The multi-talented Prieto also gave a presentation on his third book, “What Are the Odds: A Journey on Latin Rhythms and Meters,” at Miami’s celebrated indie bookstore Books & Books in June. He shared the evening with fellow Frost School educator Mark Lomanno, an assistant professor of musicology, celebrating the release of “The Improvisor’s Classroom,” which Lomanno co-edited. Published by Temple University Press, it looks at improvisation as a powerful tool for teaching and learning, fostering community and creativity.
Globe-trotting jazz professor and Guggenheim Fellow Etienne Charles brought the irresistible sound and spirit of Carnival from his native Trinidad to New York’s Lincoln Center on June 16th. Charles curated and led “Road March in Concert” for the world-renowned cultural center’s Caribbean Day, a concert featuring some of soca music’s greatest and most dynamic artists, which played to an enthusiastic crowd that packed Damrosch Plaza.
Also keeping us dancing were contemporary music faculty members Raina Murnak and Stephen J. Gleason, who collaborated to release “Lipstick and Shades,” an adventurous, light-hearted musical and stylistic take on definitive 1970s and 1980s new wave and pop-punk hits, such as “Head Over Heels” and “Lust for Life.”
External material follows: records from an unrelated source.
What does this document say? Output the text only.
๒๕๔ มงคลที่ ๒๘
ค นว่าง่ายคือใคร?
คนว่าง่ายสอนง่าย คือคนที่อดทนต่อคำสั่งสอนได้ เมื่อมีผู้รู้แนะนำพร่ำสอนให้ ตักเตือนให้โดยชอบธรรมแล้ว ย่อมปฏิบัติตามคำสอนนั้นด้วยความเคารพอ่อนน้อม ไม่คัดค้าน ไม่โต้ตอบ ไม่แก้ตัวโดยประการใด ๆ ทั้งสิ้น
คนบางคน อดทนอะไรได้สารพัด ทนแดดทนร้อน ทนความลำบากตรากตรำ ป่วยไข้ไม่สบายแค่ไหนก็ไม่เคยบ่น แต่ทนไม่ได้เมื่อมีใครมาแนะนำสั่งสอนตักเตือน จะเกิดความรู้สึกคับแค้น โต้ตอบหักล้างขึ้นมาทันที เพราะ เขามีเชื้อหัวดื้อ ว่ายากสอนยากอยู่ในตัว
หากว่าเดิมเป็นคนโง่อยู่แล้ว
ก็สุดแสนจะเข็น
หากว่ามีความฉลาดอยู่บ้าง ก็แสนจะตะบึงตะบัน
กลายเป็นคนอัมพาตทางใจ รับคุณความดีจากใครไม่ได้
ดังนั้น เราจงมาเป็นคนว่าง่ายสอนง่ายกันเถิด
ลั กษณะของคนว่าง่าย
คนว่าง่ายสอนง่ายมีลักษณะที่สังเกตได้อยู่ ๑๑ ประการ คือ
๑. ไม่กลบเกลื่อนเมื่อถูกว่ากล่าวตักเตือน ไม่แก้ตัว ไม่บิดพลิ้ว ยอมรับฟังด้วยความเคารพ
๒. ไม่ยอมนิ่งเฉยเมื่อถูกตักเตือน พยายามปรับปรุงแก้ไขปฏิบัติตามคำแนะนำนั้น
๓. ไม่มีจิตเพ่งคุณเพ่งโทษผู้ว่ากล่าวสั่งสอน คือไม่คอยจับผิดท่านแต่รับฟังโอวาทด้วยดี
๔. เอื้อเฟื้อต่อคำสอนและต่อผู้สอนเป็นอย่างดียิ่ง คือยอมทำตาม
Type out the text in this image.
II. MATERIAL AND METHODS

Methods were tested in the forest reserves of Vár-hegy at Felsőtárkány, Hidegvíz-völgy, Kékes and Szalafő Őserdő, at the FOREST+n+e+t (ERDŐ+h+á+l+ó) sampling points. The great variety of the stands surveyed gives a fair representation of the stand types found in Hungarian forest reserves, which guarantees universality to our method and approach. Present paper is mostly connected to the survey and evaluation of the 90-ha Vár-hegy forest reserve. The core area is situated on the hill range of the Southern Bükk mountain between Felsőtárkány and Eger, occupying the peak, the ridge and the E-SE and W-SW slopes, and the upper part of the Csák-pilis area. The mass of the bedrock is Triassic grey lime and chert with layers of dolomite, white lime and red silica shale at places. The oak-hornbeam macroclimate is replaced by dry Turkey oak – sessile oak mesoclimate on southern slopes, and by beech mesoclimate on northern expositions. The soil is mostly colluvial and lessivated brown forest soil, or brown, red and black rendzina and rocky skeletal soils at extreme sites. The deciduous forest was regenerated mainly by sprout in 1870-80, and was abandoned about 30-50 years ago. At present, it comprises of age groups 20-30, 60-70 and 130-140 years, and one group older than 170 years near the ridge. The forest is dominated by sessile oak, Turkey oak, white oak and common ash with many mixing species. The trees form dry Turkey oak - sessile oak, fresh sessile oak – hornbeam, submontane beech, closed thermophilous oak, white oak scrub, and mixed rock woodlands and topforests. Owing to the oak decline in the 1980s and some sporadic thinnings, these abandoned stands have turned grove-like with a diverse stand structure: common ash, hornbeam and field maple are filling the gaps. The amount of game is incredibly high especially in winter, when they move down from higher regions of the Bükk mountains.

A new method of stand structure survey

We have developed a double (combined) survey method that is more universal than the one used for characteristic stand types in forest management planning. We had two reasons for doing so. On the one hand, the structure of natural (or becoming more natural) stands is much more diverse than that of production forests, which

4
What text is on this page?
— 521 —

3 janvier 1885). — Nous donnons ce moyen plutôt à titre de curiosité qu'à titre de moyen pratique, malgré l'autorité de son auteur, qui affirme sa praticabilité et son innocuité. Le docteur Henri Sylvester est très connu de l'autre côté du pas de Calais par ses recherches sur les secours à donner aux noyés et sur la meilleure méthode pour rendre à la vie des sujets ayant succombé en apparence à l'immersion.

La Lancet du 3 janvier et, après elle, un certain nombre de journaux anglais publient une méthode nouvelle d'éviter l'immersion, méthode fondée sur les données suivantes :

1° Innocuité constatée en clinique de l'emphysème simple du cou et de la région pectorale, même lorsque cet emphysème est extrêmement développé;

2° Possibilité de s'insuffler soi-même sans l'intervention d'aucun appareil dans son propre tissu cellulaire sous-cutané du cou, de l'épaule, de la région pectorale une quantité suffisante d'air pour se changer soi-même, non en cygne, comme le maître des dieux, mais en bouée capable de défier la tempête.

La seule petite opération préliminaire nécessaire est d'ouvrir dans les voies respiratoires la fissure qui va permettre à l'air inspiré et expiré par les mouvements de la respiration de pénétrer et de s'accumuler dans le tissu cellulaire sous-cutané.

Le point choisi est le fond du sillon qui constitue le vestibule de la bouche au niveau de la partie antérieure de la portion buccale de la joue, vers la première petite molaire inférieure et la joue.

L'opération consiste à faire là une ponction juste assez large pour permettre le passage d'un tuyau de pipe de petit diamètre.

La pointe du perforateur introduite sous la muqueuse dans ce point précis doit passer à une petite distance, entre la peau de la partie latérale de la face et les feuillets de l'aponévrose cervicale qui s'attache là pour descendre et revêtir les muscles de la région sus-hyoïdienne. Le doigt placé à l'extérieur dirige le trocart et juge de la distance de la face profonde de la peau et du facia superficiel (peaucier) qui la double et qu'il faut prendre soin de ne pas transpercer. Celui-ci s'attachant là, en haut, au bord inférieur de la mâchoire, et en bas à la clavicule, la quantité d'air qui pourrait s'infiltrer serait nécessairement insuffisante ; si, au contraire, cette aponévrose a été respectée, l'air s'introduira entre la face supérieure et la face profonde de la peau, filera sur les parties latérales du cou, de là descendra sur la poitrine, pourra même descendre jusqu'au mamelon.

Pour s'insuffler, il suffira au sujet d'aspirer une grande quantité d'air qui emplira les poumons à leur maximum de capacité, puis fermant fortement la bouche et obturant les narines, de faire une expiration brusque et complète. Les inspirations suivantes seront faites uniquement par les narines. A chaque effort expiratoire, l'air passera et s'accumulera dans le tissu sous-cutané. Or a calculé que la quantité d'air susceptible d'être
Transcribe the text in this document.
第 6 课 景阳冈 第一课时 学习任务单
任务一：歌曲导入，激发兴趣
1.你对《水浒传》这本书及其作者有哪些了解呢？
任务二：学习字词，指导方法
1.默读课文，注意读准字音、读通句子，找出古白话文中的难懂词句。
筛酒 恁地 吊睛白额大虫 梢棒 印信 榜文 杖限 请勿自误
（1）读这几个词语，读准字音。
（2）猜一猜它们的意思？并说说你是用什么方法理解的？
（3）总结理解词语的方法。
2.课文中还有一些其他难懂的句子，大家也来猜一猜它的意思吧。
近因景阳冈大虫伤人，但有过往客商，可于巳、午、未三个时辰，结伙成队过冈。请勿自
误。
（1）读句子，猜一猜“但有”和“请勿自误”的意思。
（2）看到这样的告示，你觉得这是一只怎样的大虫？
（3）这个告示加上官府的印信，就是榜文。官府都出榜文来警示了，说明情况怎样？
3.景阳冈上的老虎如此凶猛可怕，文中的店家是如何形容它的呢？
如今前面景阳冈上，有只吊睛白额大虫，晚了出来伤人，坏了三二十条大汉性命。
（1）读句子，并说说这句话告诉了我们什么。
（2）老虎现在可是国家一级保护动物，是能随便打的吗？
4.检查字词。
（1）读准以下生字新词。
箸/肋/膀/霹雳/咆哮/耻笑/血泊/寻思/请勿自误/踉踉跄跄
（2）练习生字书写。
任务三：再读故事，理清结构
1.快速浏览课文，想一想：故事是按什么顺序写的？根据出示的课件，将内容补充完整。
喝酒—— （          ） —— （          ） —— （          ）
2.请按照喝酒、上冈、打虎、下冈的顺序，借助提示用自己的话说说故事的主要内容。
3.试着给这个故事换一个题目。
Finally, Tom Collins, an associate professor of music engineering technology and a leader of CHAI, a Frost School project that aims to empower students and faculty to understand the impact of artificial intelligence on music, continued his work on the cutting edge of this technological frontier. Collins co-edited a special issue of Music & Science. This new peer-reviewed, online, open-access journal offers an interdisciplinary platform for scholarly research on how the sciences can enhance our understanding of music and its impact on our lives. Entitled “Explaining music with AI: Advancing the scientific understanding of music through computation,” the issue features seven articles by scholars from famed educational and research institutions in Europe, the United States, and South Korea.